Yet, putting integers (such as 0 and 1) on the left-hand side of a sampling statement is not shown earlier in the manual. What does this mean? The description says:

“The Bernoulli statements are just shorthand for adding log \theta and log(1 - \theta) to the log density.” I’m not sure how this follows from the syntax: It seems to me like it is saying “0 is distributed Bernoulli with a probability of theta.”
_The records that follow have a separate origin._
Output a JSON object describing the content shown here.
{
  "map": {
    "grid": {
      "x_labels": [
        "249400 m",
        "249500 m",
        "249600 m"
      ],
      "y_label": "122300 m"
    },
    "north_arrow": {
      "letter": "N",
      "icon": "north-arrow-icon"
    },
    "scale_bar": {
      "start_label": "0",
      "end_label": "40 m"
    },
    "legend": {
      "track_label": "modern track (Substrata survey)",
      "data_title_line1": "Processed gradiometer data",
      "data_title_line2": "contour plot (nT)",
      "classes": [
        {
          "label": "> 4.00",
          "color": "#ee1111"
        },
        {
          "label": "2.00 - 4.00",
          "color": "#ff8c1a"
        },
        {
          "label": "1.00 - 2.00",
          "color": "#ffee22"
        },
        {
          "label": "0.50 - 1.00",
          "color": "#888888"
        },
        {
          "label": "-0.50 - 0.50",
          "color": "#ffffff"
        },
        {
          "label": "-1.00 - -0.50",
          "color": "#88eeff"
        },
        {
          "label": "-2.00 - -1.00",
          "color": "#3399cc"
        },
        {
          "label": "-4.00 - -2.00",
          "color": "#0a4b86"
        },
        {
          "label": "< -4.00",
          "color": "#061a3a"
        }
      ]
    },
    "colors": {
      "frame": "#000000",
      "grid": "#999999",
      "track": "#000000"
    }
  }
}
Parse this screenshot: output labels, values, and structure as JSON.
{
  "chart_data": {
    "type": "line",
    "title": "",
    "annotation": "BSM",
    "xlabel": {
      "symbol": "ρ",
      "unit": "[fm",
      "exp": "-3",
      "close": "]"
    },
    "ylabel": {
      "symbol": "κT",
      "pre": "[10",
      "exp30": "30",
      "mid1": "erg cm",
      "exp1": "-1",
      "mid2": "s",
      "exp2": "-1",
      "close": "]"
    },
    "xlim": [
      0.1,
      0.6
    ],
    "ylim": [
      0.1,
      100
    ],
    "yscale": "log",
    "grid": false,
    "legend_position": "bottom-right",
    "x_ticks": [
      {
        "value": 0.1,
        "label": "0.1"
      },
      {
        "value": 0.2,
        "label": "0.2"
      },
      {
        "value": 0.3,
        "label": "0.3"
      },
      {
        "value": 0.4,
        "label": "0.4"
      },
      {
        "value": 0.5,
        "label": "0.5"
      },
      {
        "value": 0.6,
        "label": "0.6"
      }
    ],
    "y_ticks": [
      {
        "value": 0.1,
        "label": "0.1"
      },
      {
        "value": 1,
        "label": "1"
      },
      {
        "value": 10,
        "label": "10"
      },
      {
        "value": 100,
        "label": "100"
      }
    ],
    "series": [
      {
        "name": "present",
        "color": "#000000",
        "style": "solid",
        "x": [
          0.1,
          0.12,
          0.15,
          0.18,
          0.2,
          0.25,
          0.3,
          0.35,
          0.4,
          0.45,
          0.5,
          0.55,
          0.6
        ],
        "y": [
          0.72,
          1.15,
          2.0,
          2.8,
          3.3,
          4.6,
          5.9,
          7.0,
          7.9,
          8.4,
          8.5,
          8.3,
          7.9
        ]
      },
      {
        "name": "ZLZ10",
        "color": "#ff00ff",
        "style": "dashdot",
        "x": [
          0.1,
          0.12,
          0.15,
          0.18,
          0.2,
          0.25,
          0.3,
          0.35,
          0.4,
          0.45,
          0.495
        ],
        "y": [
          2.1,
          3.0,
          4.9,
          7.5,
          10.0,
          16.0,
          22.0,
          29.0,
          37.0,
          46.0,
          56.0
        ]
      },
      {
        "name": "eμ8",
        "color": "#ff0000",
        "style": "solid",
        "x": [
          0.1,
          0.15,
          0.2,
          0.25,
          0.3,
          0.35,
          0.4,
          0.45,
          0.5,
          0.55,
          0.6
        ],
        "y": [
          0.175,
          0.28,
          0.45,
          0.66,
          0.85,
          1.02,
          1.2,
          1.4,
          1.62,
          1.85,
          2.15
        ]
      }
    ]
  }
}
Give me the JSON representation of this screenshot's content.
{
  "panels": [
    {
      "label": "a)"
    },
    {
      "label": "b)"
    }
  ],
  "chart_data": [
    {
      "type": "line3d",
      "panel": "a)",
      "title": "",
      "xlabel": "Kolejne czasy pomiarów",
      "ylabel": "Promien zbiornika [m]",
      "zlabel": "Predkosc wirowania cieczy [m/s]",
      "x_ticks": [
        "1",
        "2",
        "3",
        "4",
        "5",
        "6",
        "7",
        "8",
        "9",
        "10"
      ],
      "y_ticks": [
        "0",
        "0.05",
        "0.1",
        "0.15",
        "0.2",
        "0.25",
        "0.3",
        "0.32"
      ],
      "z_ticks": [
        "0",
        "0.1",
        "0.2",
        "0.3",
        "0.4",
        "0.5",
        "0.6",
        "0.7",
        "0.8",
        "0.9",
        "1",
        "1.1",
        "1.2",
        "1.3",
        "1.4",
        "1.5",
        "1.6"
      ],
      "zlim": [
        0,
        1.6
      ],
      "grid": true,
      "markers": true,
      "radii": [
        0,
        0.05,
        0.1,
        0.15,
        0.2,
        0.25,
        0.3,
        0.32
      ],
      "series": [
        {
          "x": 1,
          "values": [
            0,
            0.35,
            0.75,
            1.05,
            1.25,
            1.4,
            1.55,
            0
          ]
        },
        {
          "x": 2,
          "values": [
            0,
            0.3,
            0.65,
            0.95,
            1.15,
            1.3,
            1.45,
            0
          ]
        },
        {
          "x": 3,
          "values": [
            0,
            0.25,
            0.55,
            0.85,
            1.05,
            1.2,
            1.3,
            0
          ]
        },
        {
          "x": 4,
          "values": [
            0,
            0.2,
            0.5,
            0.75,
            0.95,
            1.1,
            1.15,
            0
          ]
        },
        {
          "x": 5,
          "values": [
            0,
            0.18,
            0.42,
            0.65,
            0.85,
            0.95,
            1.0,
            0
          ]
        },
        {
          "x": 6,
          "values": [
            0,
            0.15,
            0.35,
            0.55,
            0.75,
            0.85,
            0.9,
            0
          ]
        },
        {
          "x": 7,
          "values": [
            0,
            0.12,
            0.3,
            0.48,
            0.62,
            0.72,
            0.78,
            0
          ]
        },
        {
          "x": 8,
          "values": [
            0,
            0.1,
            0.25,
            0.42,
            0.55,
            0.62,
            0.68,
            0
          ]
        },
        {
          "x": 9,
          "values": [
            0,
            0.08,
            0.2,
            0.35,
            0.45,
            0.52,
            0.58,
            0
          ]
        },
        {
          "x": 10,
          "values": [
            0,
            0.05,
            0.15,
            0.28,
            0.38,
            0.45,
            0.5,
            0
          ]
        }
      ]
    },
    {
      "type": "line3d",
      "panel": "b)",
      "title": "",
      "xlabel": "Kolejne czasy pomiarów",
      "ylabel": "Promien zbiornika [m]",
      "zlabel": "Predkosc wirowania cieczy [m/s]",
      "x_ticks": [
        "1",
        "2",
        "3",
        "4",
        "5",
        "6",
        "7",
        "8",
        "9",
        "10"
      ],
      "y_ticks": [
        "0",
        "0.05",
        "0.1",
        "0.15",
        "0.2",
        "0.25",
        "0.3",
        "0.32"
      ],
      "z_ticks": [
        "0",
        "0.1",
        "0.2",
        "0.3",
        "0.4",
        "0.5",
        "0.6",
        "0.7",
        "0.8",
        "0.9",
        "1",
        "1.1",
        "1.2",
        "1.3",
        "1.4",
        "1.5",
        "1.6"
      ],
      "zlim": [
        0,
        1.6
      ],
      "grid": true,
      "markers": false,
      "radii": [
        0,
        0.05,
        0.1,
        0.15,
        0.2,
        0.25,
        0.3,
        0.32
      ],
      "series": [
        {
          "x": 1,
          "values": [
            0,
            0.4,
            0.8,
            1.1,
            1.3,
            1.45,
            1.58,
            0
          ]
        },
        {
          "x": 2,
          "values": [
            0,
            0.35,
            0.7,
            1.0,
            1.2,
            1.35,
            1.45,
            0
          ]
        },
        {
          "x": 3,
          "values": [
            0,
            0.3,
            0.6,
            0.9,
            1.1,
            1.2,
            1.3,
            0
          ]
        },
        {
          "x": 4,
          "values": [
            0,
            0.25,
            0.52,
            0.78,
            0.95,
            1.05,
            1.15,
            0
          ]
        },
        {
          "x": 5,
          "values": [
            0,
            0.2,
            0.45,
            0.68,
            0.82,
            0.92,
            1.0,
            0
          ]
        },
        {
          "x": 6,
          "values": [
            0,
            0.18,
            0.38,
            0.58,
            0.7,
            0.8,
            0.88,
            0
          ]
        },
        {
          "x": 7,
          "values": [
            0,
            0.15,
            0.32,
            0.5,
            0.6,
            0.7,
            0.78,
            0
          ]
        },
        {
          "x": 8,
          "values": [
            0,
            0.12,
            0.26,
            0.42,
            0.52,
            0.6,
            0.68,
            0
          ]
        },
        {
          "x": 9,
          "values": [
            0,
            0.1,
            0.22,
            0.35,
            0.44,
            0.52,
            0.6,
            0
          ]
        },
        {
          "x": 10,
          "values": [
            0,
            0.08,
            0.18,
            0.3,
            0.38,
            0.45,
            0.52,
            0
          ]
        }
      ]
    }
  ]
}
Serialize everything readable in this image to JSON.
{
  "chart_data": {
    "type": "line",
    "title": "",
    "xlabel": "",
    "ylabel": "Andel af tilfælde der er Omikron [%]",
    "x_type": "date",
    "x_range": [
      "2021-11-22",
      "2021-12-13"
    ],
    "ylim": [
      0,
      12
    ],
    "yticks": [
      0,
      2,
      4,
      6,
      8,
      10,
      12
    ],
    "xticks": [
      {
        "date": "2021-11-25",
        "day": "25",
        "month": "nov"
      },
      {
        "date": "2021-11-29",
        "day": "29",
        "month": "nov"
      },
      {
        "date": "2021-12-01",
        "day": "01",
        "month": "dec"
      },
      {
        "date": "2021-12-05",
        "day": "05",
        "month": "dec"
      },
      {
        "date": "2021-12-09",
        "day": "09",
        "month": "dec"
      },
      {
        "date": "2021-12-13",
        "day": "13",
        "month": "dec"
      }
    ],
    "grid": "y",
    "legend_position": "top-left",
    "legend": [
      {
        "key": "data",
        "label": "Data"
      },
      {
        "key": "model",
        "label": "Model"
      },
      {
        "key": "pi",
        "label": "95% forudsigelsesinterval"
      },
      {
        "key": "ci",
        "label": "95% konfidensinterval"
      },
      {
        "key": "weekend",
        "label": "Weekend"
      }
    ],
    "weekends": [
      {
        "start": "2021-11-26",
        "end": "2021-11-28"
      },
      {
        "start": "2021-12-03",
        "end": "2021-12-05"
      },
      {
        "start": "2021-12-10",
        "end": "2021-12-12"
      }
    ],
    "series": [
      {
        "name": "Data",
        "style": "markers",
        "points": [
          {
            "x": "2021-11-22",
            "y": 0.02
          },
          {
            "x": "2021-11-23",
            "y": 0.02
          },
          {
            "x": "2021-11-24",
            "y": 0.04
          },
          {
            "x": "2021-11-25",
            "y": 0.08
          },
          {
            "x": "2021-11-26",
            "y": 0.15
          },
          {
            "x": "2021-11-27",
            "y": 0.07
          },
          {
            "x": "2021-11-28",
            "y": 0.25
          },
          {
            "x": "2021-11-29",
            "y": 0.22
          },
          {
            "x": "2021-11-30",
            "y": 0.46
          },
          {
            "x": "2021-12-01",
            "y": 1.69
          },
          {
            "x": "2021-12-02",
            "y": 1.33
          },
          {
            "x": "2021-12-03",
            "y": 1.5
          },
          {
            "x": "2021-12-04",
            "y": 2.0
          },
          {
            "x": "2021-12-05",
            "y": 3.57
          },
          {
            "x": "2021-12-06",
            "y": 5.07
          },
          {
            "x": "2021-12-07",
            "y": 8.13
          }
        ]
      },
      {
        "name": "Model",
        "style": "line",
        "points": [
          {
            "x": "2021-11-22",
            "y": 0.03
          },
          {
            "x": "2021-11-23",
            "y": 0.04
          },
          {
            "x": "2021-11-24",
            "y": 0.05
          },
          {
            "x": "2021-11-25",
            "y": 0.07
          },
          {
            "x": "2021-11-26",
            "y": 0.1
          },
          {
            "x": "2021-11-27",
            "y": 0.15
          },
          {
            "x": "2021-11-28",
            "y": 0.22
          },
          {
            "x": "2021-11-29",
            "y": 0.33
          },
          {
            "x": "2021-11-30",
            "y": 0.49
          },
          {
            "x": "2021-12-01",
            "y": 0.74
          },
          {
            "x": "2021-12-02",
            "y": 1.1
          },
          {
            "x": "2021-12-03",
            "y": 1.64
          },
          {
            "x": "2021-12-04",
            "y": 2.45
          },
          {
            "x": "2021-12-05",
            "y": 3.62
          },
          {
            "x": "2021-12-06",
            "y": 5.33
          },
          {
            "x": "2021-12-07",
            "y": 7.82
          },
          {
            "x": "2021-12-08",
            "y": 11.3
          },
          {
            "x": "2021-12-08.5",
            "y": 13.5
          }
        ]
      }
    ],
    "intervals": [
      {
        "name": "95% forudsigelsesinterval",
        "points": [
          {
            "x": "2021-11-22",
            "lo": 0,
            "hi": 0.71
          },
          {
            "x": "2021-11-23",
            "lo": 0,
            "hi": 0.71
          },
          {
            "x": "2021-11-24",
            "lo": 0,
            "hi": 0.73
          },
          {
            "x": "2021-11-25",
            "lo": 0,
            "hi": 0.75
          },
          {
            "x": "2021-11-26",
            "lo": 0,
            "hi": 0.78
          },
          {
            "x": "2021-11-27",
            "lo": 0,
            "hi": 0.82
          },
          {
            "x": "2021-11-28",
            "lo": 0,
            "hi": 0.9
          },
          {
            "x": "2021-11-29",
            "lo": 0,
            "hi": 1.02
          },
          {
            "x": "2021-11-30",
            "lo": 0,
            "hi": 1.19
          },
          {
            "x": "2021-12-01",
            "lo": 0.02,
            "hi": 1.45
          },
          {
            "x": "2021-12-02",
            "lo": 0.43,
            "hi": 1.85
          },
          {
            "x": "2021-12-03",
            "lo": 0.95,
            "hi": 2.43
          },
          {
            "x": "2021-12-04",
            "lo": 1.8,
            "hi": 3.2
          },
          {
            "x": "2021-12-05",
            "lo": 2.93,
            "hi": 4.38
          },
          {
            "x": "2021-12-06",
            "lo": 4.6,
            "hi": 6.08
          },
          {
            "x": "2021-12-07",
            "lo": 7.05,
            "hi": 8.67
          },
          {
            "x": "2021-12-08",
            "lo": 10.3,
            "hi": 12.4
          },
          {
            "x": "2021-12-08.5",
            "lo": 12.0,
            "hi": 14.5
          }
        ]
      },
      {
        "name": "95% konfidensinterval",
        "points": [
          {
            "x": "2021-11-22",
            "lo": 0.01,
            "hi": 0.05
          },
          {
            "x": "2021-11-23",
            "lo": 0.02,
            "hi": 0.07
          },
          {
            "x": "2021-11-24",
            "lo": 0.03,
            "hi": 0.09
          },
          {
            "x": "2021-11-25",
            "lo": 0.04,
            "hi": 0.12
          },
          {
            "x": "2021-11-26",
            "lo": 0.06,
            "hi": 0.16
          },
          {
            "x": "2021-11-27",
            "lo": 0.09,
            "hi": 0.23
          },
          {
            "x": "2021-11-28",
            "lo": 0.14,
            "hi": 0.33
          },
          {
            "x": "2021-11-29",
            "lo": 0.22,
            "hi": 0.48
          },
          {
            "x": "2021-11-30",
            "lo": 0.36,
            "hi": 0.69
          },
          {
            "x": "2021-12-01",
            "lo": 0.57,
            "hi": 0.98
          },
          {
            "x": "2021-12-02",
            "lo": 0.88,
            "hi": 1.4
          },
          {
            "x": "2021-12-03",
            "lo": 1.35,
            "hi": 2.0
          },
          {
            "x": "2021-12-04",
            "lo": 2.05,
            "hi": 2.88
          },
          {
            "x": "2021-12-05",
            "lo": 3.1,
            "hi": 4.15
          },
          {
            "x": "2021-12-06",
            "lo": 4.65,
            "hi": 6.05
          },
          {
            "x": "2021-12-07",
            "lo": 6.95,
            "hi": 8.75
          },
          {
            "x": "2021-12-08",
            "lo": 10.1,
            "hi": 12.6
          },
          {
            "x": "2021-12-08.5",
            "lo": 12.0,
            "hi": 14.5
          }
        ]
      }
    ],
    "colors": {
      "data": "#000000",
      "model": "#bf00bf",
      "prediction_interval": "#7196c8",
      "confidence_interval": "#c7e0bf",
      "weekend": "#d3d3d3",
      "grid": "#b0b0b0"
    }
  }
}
You’re falling into a conceptual trap that a lot of new Stan users encounter, myself included! The tilde does not really intend to express “is distributed as”, but instead is shorthand for “increment the log probability by the density of the distribution on the right hand side as evaluated at the value on the left-hand side”. There is an alternative syntax that arguably expresses the latter more clearly:

I slightly disagree. It is common to write generative models as

y ~ bernoulli(theta)

which is shorthand notation for

p(y|theta) = bernoulli(y|theta)

with this latter notation it’s more clear what happens when we condition on observed value y=1

p(y=1|theta) = bernoulli(y=1|theta).

This can read as probability of Bernoulli distributed y given theta
when y is observed to have value 1. Usually in Stan observed values
are given in the data block. Now Stan allows giving the observed value
on the left hand side of ~

1 ~ bernoulli(theta),

which could be read as probability of Bernoulli distributed anonymous
variable given theta when this anonymous variable is observed to have
value 1. Although Stan allows this format, it probably would be more
clear to write all these directly as

target += bernoulli_lpmf(1|theta);

which just happens to also go away from more abstract presentation by revealing implementation details of the inference in Stan.

Is there a tutorial that will help me understand this target += *_lpmf() notation better? The ~ notation has always made way more sense to me, but I feel like I’m missing out on some of the joys of Stan by not writing my models by incrementing the log probability. Something that is conceptual with a walk-through of how it works would be much appreciated. Section 5.2 of the manual gets me some of the ways there, but not all the way. I’m familiar with how += works (the same way as in Python, and I lament that R doesn’t have a similar base function), but I hate using stuff without fully understanding the conceptual things behind it.

I’m also unsure of the target() function—is there a place in the reference manual that goes into what it does? I learned Stan by taking a Bayes class that used BUGS and translating everything to Stan, so I’m used to doing things more closely to how BUGS would do it.

which could be read as probability of Bernoulli distributed anonymous
variable given theta when this anonymous variable is observed to have
value 1

(emphasis mine)

Here’s what is stumps me about that: We have already, in the previous line, said to only run this if y[n] == 0, so to me it seems that the probability is always going to be zero, since the only observations are those that have the value 0?

Is it? Not if probability is really about knowledge. Instead, I think we’re using this notion of probability counterfactually, saying something like given the information we have, here’s what we know about distributions. Then when we observe something, that value’s fixed and known, but we counterfactually continue to reason as if it might have been different. And this isn’t even the Bayesian part!

y ~ foo(theta);

is equivalent (roughly speaking) to:

target += foo_lpdf(y | theta);

All the sampling statement does is increment the log density. The slight subtlety is that the ~ form also drops constants that only depend on data.

This is described in the manual, in the JSS paper, etc.

If I get tails from a coin the probability of heads is still non zero

Is it?

Specifically Pr[coin could’ve fallen heads | coin fell tails] so yeah,
counterfactual. Although we’re often thinking of ongoing data collection
in a time-constant system so that implicitly turns into Pr[will fall heads

fell tails]. So… yes it is, conditional probability all the way down.

Not if probability is really about knowledge. Instead, I think we’re using
this notion of probability counterfactually, saying something like given
the information we have, here’s what we know about distributions. Then when
we observe something, that value’s fixed and known, but we counterfactually
continue to reason as if it might have been different. And this isn’t even
the Bayesian part!

markhw:

Is there a tutorial that will help me understand this target += *_lpmf()
notation better?

y ~ foo(theta);

is equivalent (roughly speaking) to:

target += foo_lpdf(y | theta);

All the sampling statement does is increment the log density. The slight
subtlety is that the ~ form also drops constants that only depend on data.

This is described in the manual, in the JSS paper, etc.